Le 26 Mars a couronné le long combat de cet homme contre Moussa Traoré et son régime qu’il abhorrait. Il les a combattu ; lui et ses compagnons du CMLN, dès les premières heures de leur pouvoir dictatorial. Il les a bravés à découvert, fustigeant en tout lieu et toute heure, leur politique, leurs actes. La peur s’installait dans tout le pays. Victor lui n’avait pas peur.
Professeur de sciences physiques au lycée de Badalabougou, il aimait disserter avec ses élèves, sur la situation politique nationale et internationale, les enjeux en cours, les raisons du coup d’état contre Modibo Kéita dont il était un ardent défenseur. Membre de la JUS-RDA, il n’a jamais accepté cet acte de forfaiture qu’il dénonçait violemment partout, à telle enseigne qu’il était appréhendé par la police à chaque mouvement de contestation.

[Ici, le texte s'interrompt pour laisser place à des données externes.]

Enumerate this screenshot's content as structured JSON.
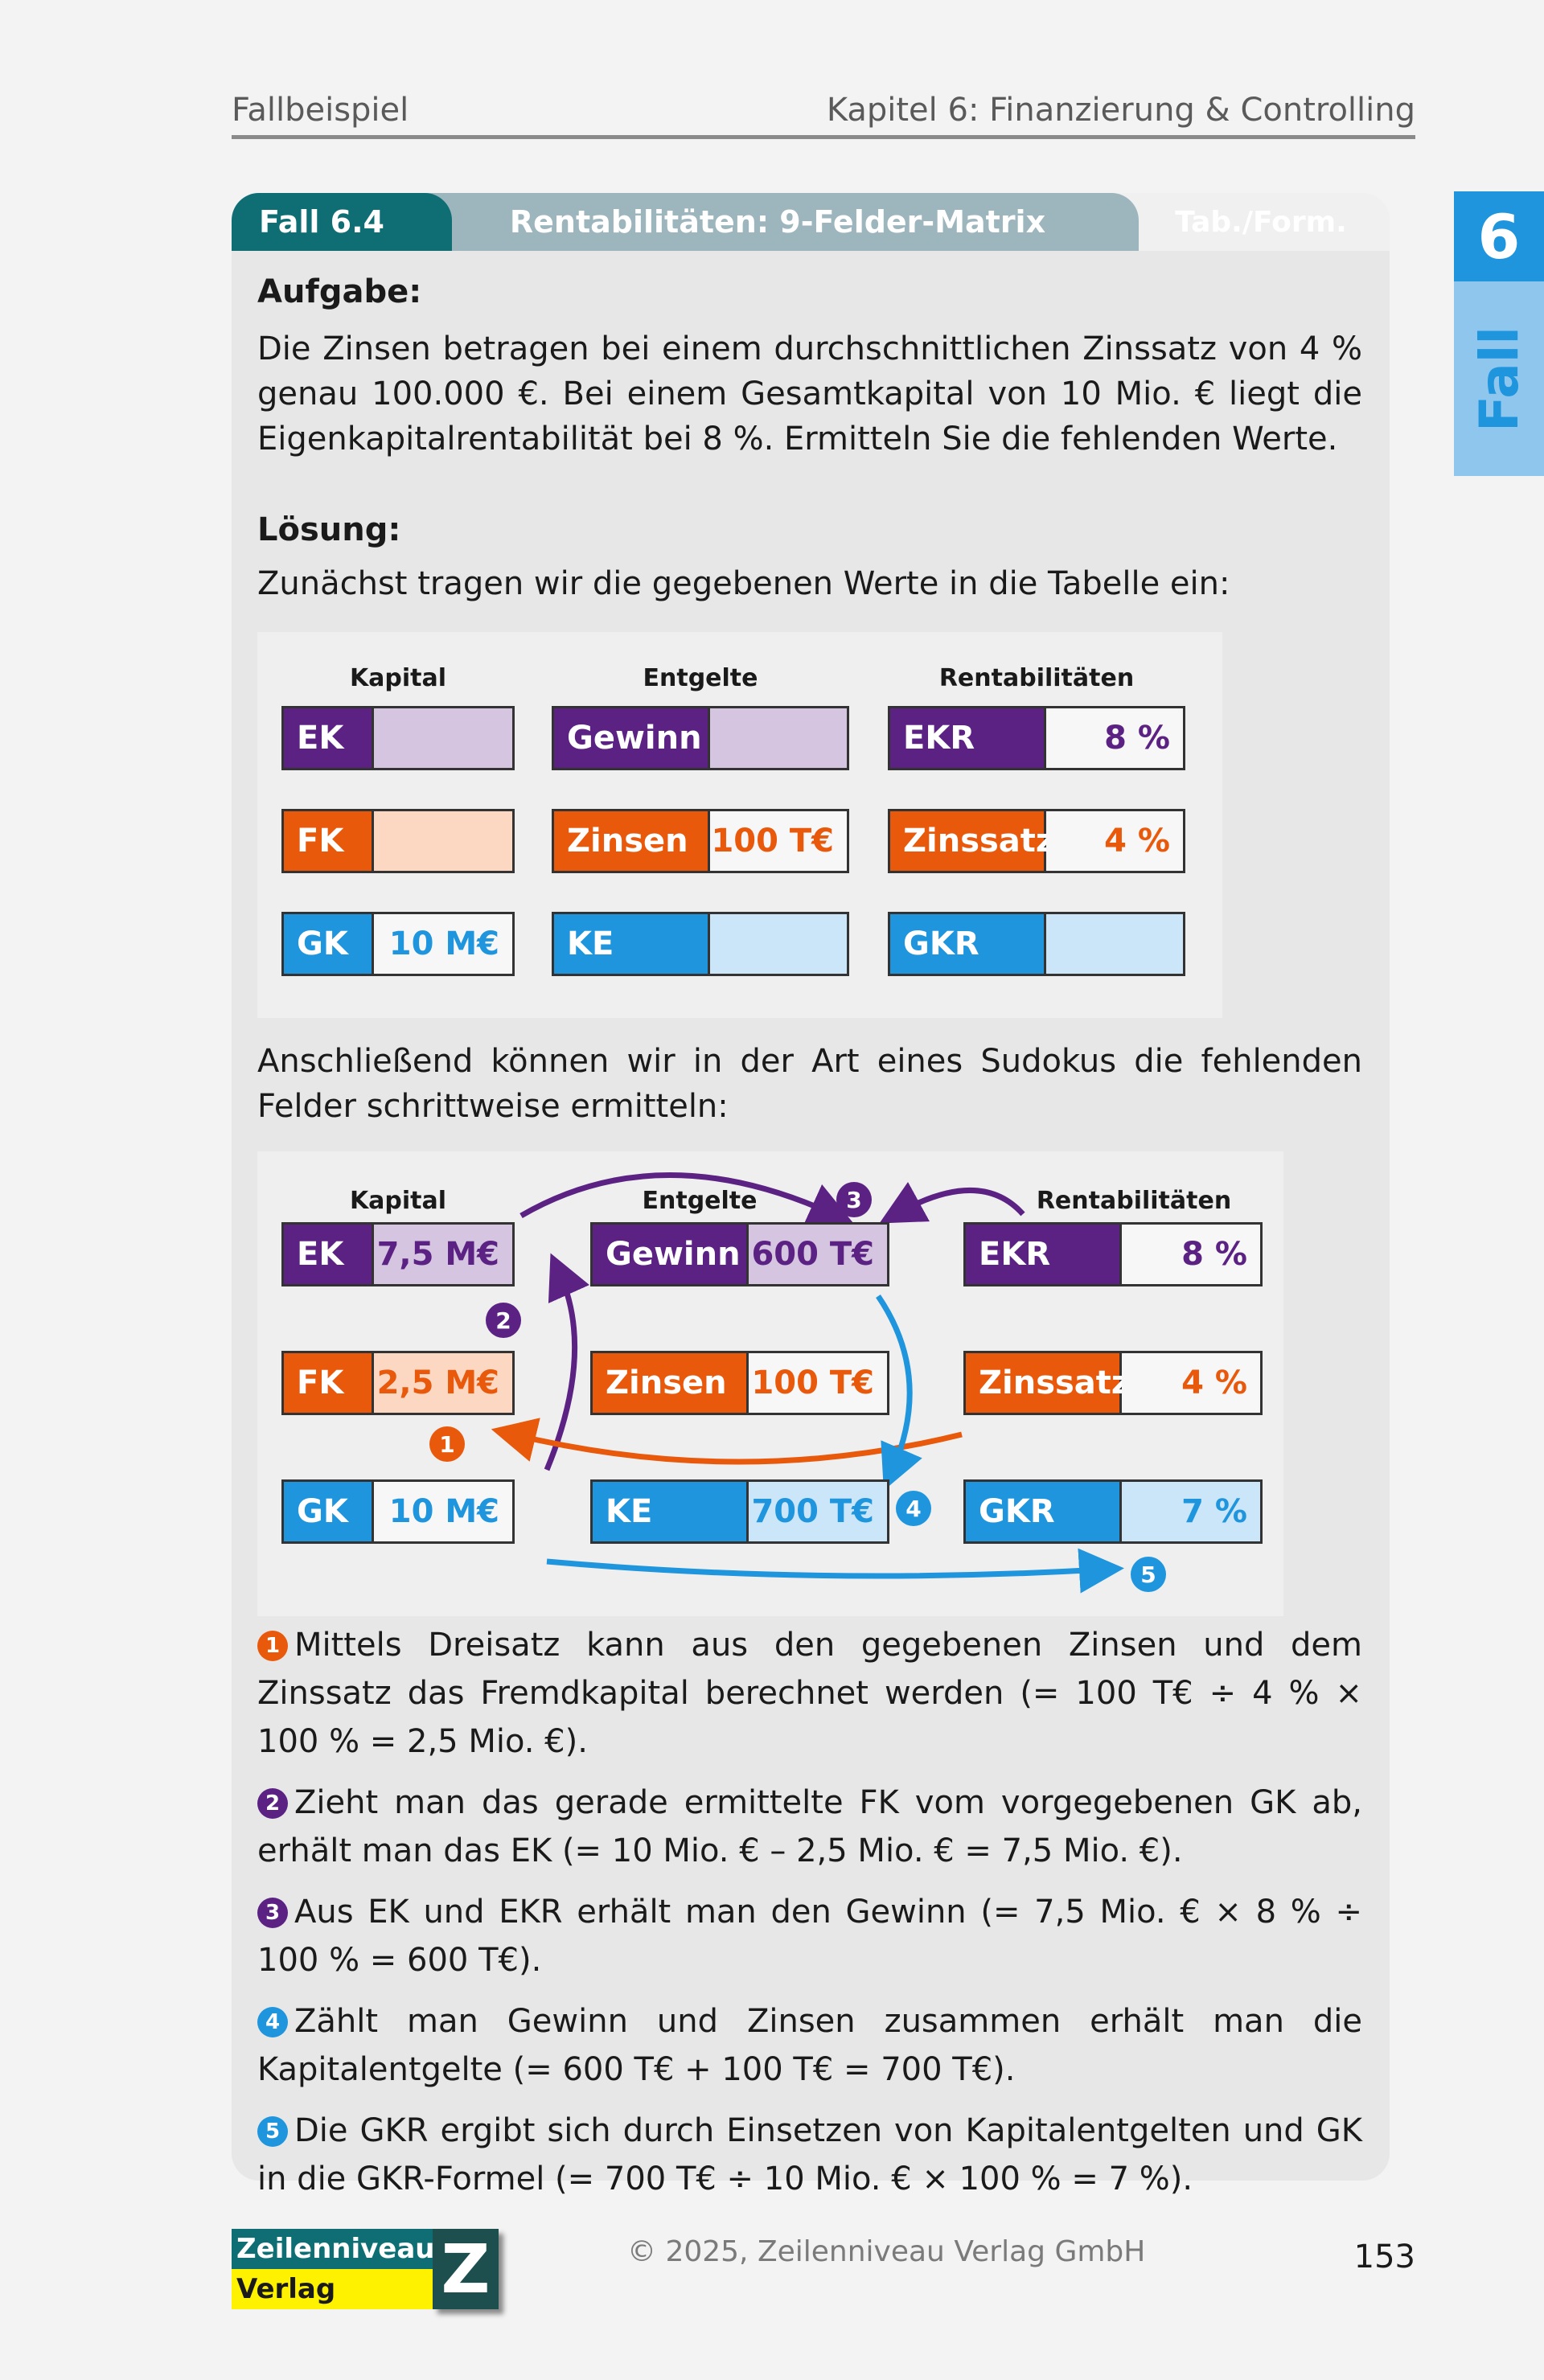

Un tract était-il lancé, une marche était-elle faite, des propos ou des critiques étaient ils tenus contre le CMLN, Victor était le premier à en faire les frais. Il était aussitôt recherché, arrêté, battu, torturé et envoyé au Camp des parachutistes de Djicoroni ou loin dans les prisons du désert saharien. Rien n’y fait. L’homme ne s’est jamais tu. Il ne s’est jamais caché, il n’a jamais tenté de s’enfuir. Une fois libéré, il récidivait dans des dénonciations d’actes posés par ses tortionnaires.
Cet homme avait accepté le sacrifice de lui-même pour l’éveil de la conscience du peuple qu’il voulait voir s’assumer, prendre son destin en main et se battre. Son combat était pour l’US-RDA, la démocratie et la souveraineté du peuple. Dommage qu’il n’ait pas accepté de prendre le leadership d’un mouvement. Il a choisi d’être un électron libre depuis ce coup d’Etat du 19 novembre 1968…
C’est Victor qui méritait le qualificatif d’imperturbable, de patriote sincère et convaincu, de guide, de guerrier… C’est une légende qui nous quitte. Mais comme toute légende, elle demeurera éternelle nous rappelant à son souvenir dans les moments troubles de pouvoir ou de domination inacceptable.
Je l’ai rencontré pour la première fois le vendredi 9 janvier 1988 à Dakar (Sénégal). C’était au cours d’un dîner que j’avais fait organiser dans un restaurant par mon ami Malick Bathily. Je me rappelle de tous les détails de cette soirée à cause des enseignements politiques, organisationnels livrés par l’homme à qui j’apportais le travail de la société civile au pays et bien sûr de l’organisation clandestine à laquelle j’appartenais au pays. Dans son exil forcé au Sénégal, il ne vivait, ne pensait que pour le Mali. Ce soir, il nous a prévenu contre certaines dérives, certaines alliances pour éviter des échecs douloureux à la lutte de notre peuple. Ces craintes, hélas, se sont avérées justes. Elles expliquent le dérapage que nous connaissons depuis 30 ans.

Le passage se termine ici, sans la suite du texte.